I made a huge assumption that most travel cases would come from China since allegedly the Corona virus originated from there and Vietnam and China share borders; however, much to my surprise, a lot of the cases were from people that came to Vietnam from the Uk or the United Arab Emirates. Most of the cases came from within Vietnam, potentially from first, second or third-hand (and so on) exposures.
1: I wish I figured out a way to convert the “Confirmed Dates” of the cases into months, the graphs would potentially be cleaner and the x axis lables won’t be as messy.
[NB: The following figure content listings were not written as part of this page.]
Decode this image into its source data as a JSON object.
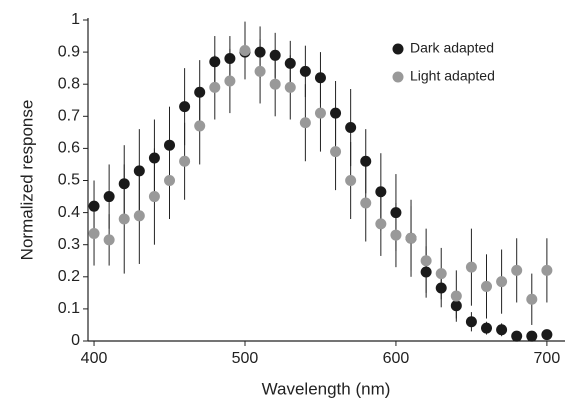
{
  "chart_data": {
    "type": "scatter",
    "xlabel": "Wavelength (nm)",
    "ylabel": "Normalized response",
    "x": [
      400,
      410,
      420,
      430,
      440,
      450,
      460,
      470,
      480,
      490,
      500,
      510,
      520,
      530,
      540,
      550,
      560,
      570,
      580,
      590,
      600,
      610,
      620,
      630,
      640,
      650,
      660,
      670,
      680,
      690,
      700
    ],
    "series": [
      {
        "name": "Dark adapted",
        "color": "#1a1a1a",
        "values": [
          0.42,
          0.45,
          0.49,
          0.53,
          0.57,
          0.61,
          0.73,
          0.775,
          0.87,
          0.88,
          0.9,
          0.9,
          0.89,
          0.865,
          0.84,
          0.82,
          0.71,
          0.665,
          0.56,
          0.465,
          0.4,
          0.32,
          0.215,
          0.165,
          0.11,
          0.06,
          0.04,
          0.035,
          0.015,
          0.015,
          0.02
        ],
        "errors": [
          0.08,
          0.1,
          0.12,
          0.13,
          0.12,
          0.12,
          0.12,
          0.1,
          0.08,
          0.07,
          0.08,
          0.08,
          0.07,
          0.07,
          0.08,
          0.08,
          0.1,
          0.12,
          0.1,
          0.12,
          0.12,
          0.1,
          0.08,
          0.06,
          0.04,
          0.03,
          0.02,
          0.02,
          0.01,
          0.01,
          0.01
        ]
      },
      {
        "name": "Light adapted",
        "color": "#999999",
        "values": [
          0.335,
          0.315,
          0.38,
          0.39,
          0.45,
          0.5,
          0.56,
          0.67,
          0.79,
          0.81,
          0.905,
          0.84,
          0.8,
          0.79,
          0.68,
          0.71,
          0.59,
          0.5,
          0.43,
          0.365,
          0.33,
          0.32,
          0.25,
          0.21,
          0.14,
          0.23,
          0.17,
          0.185,
          0.22,
          0.13,
          0.22
        ],
        "errors": [
          0.1,
          0.08,
          0.17,
          0.15,
          0.15,
          0.12,
          0.12,
          0.12,
          0.1,
          0.1,
          0.09,
          0.1,
          0.1,
          0.1,
          0.12,
          0.12,
          0.12,
          0.12,
          0.12,
          0.1,
          0.1,
          0.12,
          0.1,
          0.08,
          0.08,
          0.12,
          0.1,
          0.1,
          0.1,
          0.08,
          0.1
        ]
      }
    ],
    "xlim": [
      396,
      712
    ],
    "xticks": [
      400,
      500,
      600,
      700
    ],
    "ylim": [
      0,
      1
    ],
    "yticks": [
      0,
      0.1,
      0.2,
      0.3,
      0.4,
      0.5,
      0.6,
      0.7,
      0.8,
      0.9,
      1
    ],
    "grid": false
  }
}
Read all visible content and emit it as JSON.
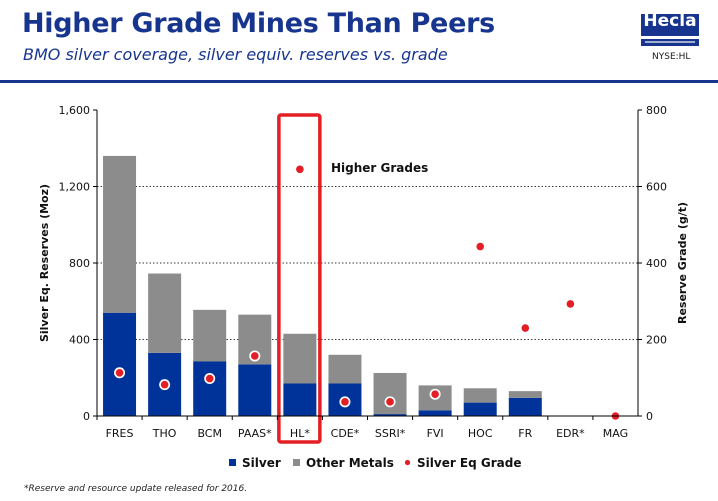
{
  "header": {
    "title": "Higher Grade Mines Than Peers",
    "subtitle": "BMO silver coverage, silver equiv. reserves vs. grade",
    "logo_text": "Hecla",
    "ticker": "NYSE:HL"
  },
  "colors": {
    "silver": "#003399",
    "other_metals": "#8c8c8c",
    "grade_dot": "#e31e24",
    "highlight_box": "#e31e24",
    "brand": "#17358f"
  },
  "chart_data": {
    "type": "bar",
    "stacked": true,
    "categories": [
      "FRES",
      "THO",
      "BCM",
      "PAAS*",
      "HL*",
      "CDE*",
      "SSRI*",
      "FVI",
      "HOC",
      "FR",
      "EDR*",
      "MAG"
    ],
    "series": [
      {
        "name": "Silver",
        "axis": "left",
        "values": [
          540,
          330,
          285,
          270,
          170,
          170,
          10,
          30,
          70,
          95,
          0,
          0
        ]
      },
      {
        "name": "Other Metals",
        "axis": "left",
        "values": [
          820,
          415,
          270,
          260,
          260,
          150,
          215,
          130,
          75,
          35,
          0,
          0
        ]
      },
      {
        "name": "Silver Eq Grade",
        "axis": "right",
        "type": "scatter",
        "values": [
          113,
          82,
          98,
          157,
          645,
          37,
          37,
          57,
          443,
          230,
          293,
          0
        ]
      }
    ],
    "ylabel": "Silver Eq. Reserves (Moz)",
    "y2label": "Reserve Grade (g/t)",
    "ylim": [
      0,
      1600
    ],
    "y2lim": [
      0,
      800
    ],
    "yticks": [
      "0",
      "400",
      "800",
      "1,200",
      "1,600"
    ],
    "y2ticks": [
      "0",
      "200",
      "400",
      "600",
      "800"
    ],
    "legend": [
      "Silver",
      "Other Metals",
      "Silver Eq Grade"
    ],
    "legend_position": "bottom",
    "annotation": "Higher Grades",
    "highlight_category": "HL*"
  },
  "footnote": "*Reserve and resource update released for 2016."
}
2: The Confirmed Dates whenever I use them in a graph are not in chronological order. I’m not sure why. Had they been in order, I could determine which month had more cases than other. My assumption is that the cases would go up over time, but I could be wrong. As the country got a hold of Covid, maybe the number went down mid April or May.
3: I wanted to incorporate geom_area to show the Travel Countries but could not get it to show the visual I want in a logical manner. I would much rather show that instead of the histogram for my last graph, I think it would show the data in a much more meaningful way.
4: Graph 2 - the Bargraph was rough until I figured it out. Here’s a picture:
whatafail
so my attempt to add the picture is a fail… although it did show up in R!